DIREKTUR Eksekutif Nasional Wahana Lingkungan Hidup Indonesia (Walhi) Longgena Ginting bersama Koordinator Nasional Jaringan Advokasi Tambang Siti Maimunah, Direktur Eksekutif Greenomics Indonesia Elfian Effendi, dan Direktur Eksekutif Indonesian Centre for Environmental Law (ICEL) Indro Sugianto, mengemukakan hal itu menanggapi terbitnya Keputusan Presiden (Keppres) Nomor 41 Tahun 2004, yang menetapkan 13 perusahaan pertambangan untuk melanjutkan kegiatannya di kawasan hutan hingga izinnya berakhir.
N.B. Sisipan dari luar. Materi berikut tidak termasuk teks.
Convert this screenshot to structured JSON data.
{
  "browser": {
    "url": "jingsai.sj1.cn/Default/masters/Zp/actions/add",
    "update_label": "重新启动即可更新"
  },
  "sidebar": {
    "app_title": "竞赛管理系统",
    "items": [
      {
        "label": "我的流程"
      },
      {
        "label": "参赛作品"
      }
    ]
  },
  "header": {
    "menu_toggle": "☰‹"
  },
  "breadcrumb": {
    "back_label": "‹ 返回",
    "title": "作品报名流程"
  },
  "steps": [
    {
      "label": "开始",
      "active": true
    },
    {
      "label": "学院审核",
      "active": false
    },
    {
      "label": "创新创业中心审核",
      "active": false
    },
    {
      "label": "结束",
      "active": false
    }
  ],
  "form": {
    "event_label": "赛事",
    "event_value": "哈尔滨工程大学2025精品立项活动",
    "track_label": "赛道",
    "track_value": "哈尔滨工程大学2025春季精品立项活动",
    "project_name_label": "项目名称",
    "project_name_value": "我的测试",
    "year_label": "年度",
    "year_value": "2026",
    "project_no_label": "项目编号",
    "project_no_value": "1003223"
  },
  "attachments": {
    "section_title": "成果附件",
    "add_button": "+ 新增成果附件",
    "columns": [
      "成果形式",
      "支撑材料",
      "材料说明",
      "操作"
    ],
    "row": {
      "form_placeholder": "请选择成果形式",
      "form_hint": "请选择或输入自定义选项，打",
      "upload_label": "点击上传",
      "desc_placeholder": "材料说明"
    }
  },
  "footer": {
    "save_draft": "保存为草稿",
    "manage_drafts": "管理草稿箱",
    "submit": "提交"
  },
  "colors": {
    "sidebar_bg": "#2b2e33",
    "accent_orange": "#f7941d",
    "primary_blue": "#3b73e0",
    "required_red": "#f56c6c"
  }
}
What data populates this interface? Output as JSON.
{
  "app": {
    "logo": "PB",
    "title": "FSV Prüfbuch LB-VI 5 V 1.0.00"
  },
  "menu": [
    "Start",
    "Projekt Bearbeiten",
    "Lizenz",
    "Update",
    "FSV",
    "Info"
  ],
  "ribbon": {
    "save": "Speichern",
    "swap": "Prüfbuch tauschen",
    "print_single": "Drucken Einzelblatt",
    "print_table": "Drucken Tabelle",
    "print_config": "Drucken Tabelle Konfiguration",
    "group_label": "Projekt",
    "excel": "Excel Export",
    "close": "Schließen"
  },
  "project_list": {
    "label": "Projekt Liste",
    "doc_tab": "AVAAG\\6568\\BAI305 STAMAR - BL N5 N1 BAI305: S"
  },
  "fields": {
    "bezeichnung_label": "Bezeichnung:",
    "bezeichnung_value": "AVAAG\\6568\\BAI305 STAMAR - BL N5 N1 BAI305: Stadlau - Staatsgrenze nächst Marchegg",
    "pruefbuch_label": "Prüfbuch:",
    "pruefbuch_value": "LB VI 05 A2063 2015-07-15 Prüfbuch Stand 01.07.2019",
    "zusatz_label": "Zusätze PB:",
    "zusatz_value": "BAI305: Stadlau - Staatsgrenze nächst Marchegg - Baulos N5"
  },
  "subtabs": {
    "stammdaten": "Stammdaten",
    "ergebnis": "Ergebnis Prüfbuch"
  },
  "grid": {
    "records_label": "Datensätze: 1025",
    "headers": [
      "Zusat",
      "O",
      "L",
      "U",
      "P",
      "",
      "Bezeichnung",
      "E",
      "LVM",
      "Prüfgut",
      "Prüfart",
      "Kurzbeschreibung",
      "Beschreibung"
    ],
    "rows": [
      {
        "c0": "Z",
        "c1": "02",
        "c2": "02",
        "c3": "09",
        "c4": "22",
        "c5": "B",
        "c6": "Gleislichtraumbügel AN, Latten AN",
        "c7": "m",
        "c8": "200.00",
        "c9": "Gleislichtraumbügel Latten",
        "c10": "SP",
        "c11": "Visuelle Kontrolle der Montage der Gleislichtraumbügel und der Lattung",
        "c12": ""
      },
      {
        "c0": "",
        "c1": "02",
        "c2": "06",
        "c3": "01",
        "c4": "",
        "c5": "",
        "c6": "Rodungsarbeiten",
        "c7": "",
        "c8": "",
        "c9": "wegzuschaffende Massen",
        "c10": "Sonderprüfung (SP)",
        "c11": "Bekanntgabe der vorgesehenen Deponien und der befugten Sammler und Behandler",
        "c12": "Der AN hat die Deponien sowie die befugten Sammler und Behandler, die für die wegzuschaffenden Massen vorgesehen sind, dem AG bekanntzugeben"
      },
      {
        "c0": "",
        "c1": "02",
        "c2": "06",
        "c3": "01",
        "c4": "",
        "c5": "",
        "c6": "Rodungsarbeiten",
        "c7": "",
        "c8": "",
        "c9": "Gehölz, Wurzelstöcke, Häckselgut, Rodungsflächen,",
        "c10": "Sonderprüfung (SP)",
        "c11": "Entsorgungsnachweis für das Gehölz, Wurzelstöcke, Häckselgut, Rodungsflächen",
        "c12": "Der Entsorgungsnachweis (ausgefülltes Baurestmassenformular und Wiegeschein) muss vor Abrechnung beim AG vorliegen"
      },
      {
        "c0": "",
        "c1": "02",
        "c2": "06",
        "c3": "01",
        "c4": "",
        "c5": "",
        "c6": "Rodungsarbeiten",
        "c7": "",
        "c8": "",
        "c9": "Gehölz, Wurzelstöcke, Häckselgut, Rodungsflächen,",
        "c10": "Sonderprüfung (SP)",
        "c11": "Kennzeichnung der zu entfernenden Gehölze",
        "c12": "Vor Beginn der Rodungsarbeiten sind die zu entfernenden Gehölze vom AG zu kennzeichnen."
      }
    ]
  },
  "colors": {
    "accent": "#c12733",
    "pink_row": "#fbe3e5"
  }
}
Keppres tersebut ditandatangani Presiden Megawati Soekarnoputri tanggal 12 Mei 2004, menyusul keluarnya Peraturan Pemerintah Pengganti Undang Undang (Perpu) No 1/2004 tentang Perubahan atas UU No 41/1999 tentang Kehutanan, 11 Maret 2004. Perpu itu menegaskan, semua perizinan atau perjanjian di bidang pertambangan di kawasan hutan sebelum berlakunya UU No 41/1999 dinyatakan tetap berlaku sampai berakhirnya izin atau perjanjian tersebut.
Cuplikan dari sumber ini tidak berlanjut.